L’imprevisto plebiscito nazionale pro Renzi motiva i giudizi più
severi da parte di Gomez e Padellaro sui toni sovreccitati della
campagna grillesca, cui si aggiunge «una deleteria e autolesionistica
esposizione dell’impresentabile Casaleggio», scrive Pierfranco
Pellizzetti. Certo, il Beppe urlante e il Gianroberto sibilante «hanno
terrorizzato non poco», ma il trionfo renziano «non può essere spiegato
solo con un eccesso di decibel e un difetto di icone nella comunicazione
avversaria». L’impressione di Pellizzetti è che i risultati delle
europee siano “in maschera”, cioè di significato apparente, non reale.
Se in Europa
brillano gli euroscettici contrari all’establishment, visto come «un
conglomerato colluso di imprenditori politici interessati esclusivamente
al mantenimento delle proprie posizioni di potere», in Italia non ha vinto il centrosinistra col suo nuovo look anti-ideologico. C’è un equivoco: «Non ha vinto il Pd, ha vinto Renzi».
Renzi, cioè «colui che è balzato sulla scena nazionale come
portabandiera della rottamazione», e che da premier ha proseguito in
questa retorica «facendo
a cartellate con manager pubblici, statali e vertici sindacali». Tutti
«abili bersagli polemici, mentre il presunto “angelo vendicatore”
imbarcava sul suo carro interi spezzoni della vecchia classe dirigente politica,
giornalistica e imprenditoriale: la combriccola di furboni consapevole
che grazie al gattopardismo frenetico del giovanotto furbacchione era
possibile rinsaldare l’antica presa del privilegio sull’intera società».
Dunque, aggiunge Pellizzetti su “Micromega”,
«assistiamo al successo del tradizionale trasformismo italico, che
introietta nel suo presunto novismo anche altre – non propriamente
gloriose – attitudini del genius loci». Nient’altro che l’apprezzamento
di «un paese intimamente plebeo» per la regalia da parte del potente di
turno, «si tratti del pacco contenente zucchero e pasta offerto dalla
nobildonna benefattrice, la scarpa dal candidato sindaco di Napoli
Achille Lauro o l’obolo di ottanta euro».

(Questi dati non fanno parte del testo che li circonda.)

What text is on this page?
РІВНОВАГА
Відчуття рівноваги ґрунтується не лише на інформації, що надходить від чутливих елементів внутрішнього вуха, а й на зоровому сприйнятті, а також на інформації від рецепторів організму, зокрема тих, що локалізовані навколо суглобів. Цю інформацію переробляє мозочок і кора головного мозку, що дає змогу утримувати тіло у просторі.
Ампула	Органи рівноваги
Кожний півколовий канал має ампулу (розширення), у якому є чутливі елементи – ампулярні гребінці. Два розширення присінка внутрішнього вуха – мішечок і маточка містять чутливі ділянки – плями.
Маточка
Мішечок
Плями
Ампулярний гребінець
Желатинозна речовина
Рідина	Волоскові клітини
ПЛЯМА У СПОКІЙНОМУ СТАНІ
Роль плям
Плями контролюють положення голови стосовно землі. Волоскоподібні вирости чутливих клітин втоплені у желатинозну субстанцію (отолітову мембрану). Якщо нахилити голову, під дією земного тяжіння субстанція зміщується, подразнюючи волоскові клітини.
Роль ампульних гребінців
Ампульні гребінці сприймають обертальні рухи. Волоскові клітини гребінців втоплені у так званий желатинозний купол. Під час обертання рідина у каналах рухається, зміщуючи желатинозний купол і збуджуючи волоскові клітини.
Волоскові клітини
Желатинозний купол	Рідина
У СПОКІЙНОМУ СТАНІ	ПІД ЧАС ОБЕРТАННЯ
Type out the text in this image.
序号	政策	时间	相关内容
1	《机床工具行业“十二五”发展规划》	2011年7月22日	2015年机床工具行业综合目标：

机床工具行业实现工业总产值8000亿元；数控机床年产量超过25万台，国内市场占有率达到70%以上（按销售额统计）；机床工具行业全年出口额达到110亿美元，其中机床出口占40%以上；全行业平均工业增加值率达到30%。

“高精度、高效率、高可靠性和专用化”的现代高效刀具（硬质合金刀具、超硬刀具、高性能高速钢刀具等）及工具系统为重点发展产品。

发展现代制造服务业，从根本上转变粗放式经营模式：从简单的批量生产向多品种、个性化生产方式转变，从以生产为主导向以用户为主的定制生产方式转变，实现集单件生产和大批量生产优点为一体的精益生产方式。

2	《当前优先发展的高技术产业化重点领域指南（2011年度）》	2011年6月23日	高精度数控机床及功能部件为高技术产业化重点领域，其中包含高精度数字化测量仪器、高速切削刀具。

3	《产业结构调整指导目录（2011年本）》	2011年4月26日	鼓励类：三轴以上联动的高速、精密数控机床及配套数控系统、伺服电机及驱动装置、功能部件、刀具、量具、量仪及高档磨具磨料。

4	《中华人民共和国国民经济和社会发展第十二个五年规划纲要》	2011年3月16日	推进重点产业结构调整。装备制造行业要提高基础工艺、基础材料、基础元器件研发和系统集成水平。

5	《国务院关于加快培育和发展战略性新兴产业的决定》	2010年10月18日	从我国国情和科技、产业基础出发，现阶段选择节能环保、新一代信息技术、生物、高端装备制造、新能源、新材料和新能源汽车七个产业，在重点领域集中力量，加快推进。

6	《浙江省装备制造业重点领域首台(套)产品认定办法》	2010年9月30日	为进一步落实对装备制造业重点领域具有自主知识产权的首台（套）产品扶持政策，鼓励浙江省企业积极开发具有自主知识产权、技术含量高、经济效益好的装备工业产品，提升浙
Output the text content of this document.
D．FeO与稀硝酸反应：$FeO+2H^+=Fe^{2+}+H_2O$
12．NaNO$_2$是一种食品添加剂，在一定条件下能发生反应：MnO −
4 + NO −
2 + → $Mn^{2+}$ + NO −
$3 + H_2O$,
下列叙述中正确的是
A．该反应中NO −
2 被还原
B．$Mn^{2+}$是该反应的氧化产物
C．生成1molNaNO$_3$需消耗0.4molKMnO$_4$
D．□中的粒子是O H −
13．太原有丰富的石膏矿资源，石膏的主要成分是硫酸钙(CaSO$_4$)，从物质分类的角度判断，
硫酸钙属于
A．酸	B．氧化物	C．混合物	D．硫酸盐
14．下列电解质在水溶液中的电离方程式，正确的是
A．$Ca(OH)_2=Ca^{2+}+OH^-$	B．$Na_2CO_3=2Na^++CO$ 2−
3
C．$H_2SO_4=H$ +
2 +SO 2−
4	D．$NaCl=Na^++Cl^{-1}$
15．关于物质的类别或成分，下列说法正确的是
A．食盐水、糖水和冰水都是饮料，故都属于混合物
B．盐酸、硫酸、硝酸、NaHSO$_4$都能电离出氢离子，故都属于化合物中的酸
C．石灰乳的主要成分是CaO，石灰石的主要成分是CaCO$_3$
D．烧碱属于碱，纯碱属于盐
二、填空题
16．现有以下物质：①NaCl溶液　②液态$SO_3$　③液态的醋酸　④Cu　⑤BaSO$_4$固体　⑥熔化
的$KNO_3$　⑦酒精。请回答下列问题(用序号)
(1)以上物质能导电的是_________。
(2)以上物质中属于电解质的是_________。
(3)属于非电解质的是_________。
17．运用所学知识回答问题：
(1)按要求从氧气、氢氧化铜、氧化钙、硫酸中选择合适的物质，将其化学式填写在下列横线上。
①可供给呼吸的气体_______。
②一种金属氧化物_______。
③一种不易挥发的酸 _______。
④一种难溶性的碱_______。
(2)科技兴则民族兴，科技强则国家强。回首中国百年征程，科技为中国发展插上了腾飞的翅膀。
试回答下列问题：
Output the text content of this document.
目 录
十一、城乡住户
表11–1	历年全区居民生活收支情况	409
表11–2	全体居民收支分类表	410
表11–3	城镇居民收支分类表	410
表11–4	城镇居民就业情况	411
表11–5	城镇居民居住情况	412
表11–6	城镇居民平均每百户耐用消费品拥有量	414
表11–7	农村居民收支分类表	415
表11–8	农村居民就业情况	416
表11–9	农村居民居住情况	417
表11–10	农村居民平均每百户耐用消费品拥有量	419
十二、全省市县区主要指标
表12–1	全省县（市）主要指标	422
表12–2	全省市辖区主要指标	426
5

«Il trasformista benefattore – continua Pellizzetti – vince perché
l’intima natura del restyling renziano ancora non è venuta completamente
alla luce, e anche perché presenta un profilo sfuggente che le
invettive di Grillo e le frasi smozzicate di Casaleggio sono inadatte a
intercettare criticamente». Cultura politica
e la memoria storica? Non pervenute. «Tanto da far risultare
sorprendente e originale un tipo che ripropone ricette blairiane
vent’anni dopo l’originale, e da far sembrare “di sinistra”

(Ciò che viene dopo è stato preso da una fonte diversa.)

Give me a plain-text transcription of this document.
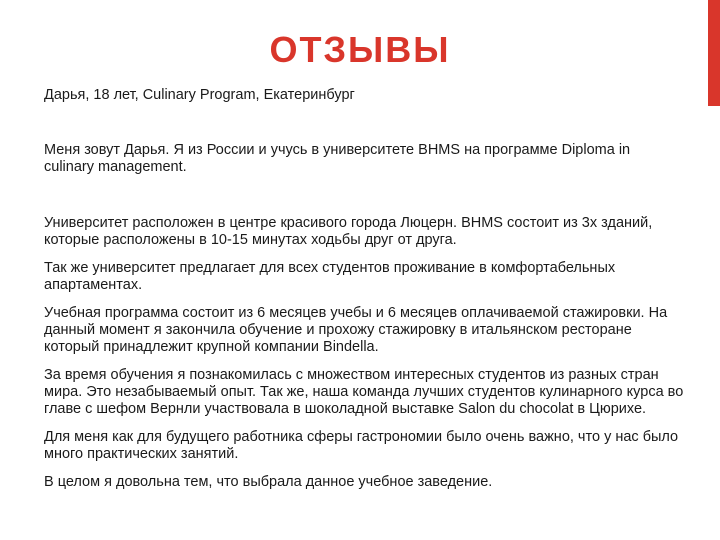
ОТЗЫВЫ

Дарья, 18 лет, Culinary Program, Екатеринбург

Меня зовут Дарья. Я из России и учусь в университете BHMS на программе Diploma in culinary management.

Университет расположен в центре красивого города Люцерн. BHMS состоит из 3х зданий, которые расположены в 10-15 минутах ходьбы друг от друга.

Так же университет предлагает для всех студентов проживание в комфортабельных апартаментах.

Учебная программа состоит из 6 месяцев учебы и 6 месяцев оплачиваемой стажировки. На данный момент я закончила обучение и прохожу стажировку в итальянском ресторане который принадлежит крупной компании Bindella.

За время обучения я познакомилась с множеством интересных студентов из разных стран мира. Это незабываемый опыт. Так же, наша команда лучших студентов кулинарного курса во главе с шефом Вернли участвовала в шоколадной выставке Salon du chocolat в Цюрихе.

Для меня как для будущего работника сферы гастрономии было очень важно, что у нас было много практических занятий.

В целом я довольна тем, что выбрала данное учебное заведение.
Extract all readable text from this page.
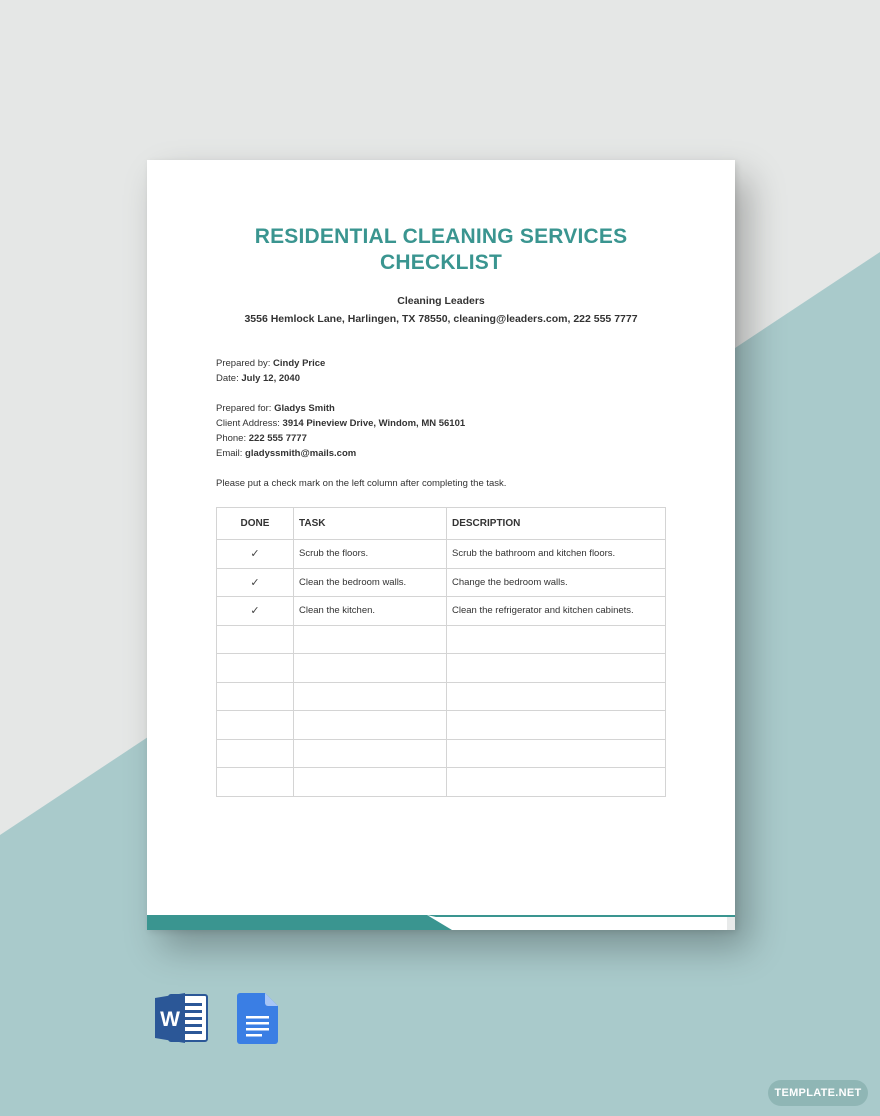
RESIDENTIAL CLEANING SERVICES
CHECKLIST
Cleaning Leaders
3556 Hemlock Lane, Harlingen, TX 78550, cleaning@leaders.com, 222 555 7777
Prepared by: Cindy Price
Date: July 12, 2040
Prepared for: Gladys Smith
Client Address: 3914 Pineview Drive, Windom, MN 56101
Phone: 222 555 7777
Email: gladyssmith@mails.com
Please put a check mark on the left column after completing the task.
DONE	TASK	DESCRIPTION
✓	Scrub the floors.	Scrub the bathroom and kitchen floors.
✓	Clean the bedroom walls.	Change the bedroom walls.
✓	Clean the kitchen.	Clean the refrigerator and kitchen cabinets.

W
TEMPLATE.NET
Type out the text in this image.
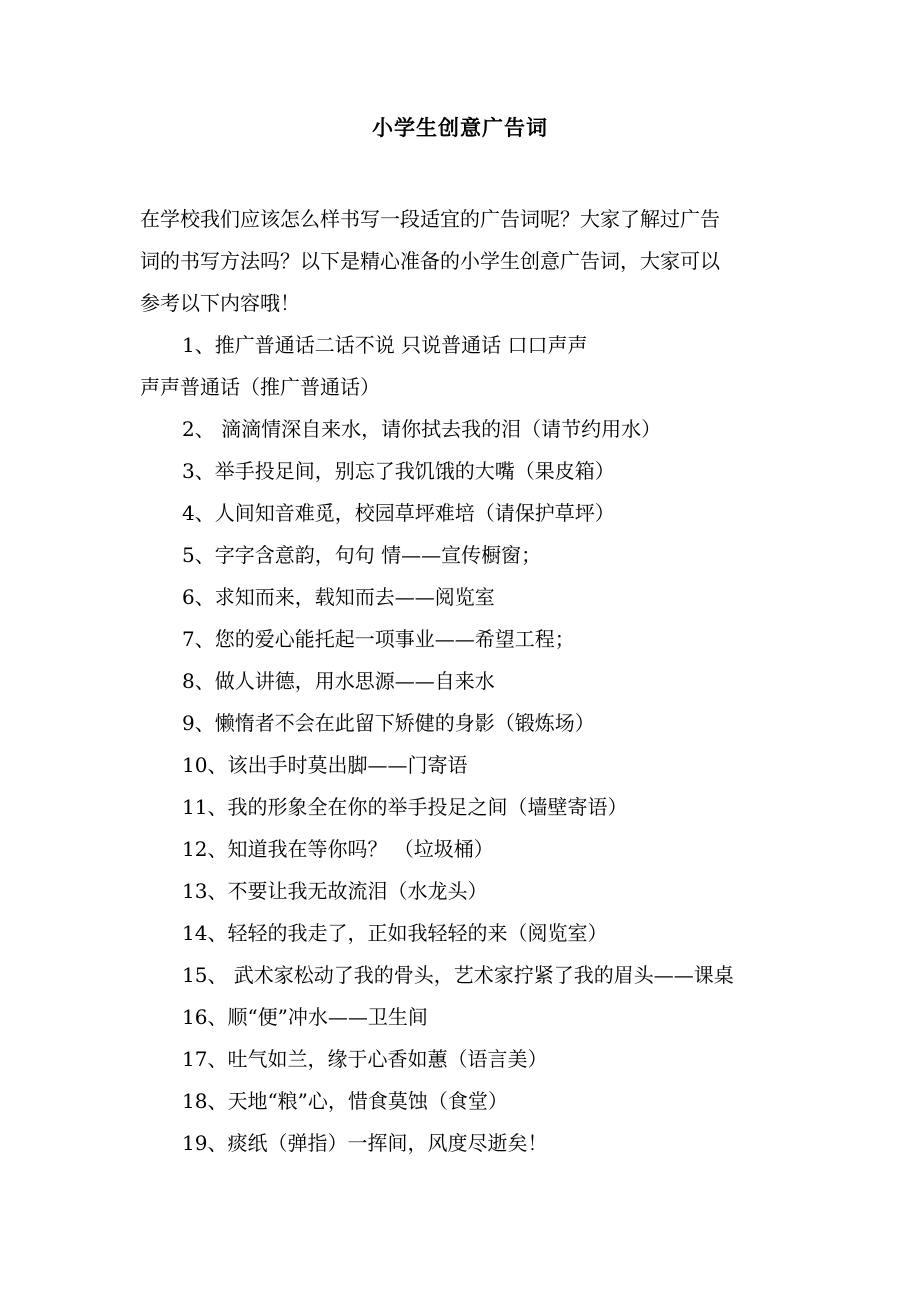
小学生创意广告词
在学校我们应该怎么样书写一段适宜的广告词呢？大家了解过广告
词的书写方法吗？以下是精心准备的小学生创意广告词，大家可以
参考以下内容哦！
1、推广普通话二话不说 只说普通话 口口声声
声声普通话（推广普通话）
2、 滴滴情深自来水，请你拭去我的泪（请节约用水）
3、举手投足间，别忘了我饥饿的大嘴（果皮箱）
4、人间知音难觅，校园草坪难培（请保护草坪）
5、字字含意韵，句句 情——宣传橱窗；
6、求知而来，载知而去——阅览室
7、您的爱心能托起一项事业——希望工程；
8、做人讲德，用水思源——自来水
9、懒惰者不会在此留下矫健的身影（锻炼场）
10、该出手时莫出脚——门寄语
11、我的形象全在你的举手投足之间（墙壁寄语）
12、知道我在等你吗？ （垃圾桶）
13、不要让我无故流泪（水龙头）
14、轻轻的我走了，正如我轻轻的来（阅览室）
15、 武术家松动了我的骨头，艺术家拧紧了我的眉头——课桌
16、顺“便”冲水——卫生间
17、吐气如兰，缘于心香如蕙（语言美）
18、天地“粮”心，惜食莫蚀（食堂）
19、痰纸（弹指）一挥间，风度尽逝矣！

(socialdemocratica) pratiche puramente mimetiche e blandizie
paternalistiche». Il tutto, «a effettivo vantaggio di un establishment
che si camuffa da anti-establishment, secondo la migliore ricetta
americana, da Clinton a Obama». Quanto durerà l’incantamento? «Certo più
a lungo del necessario». Servirebero «letture attente e meno emotive
del fenomeno Renzi», anche per «strappare la maschera dietro la quale il
plebiscitato cela la sua vera natura di spregiudicato manovratore», edi
cui è evidente «la forte vocazione privatistica», cioè la più
pericolosa per un paese «che continua a precipitare in una crisi strutturale».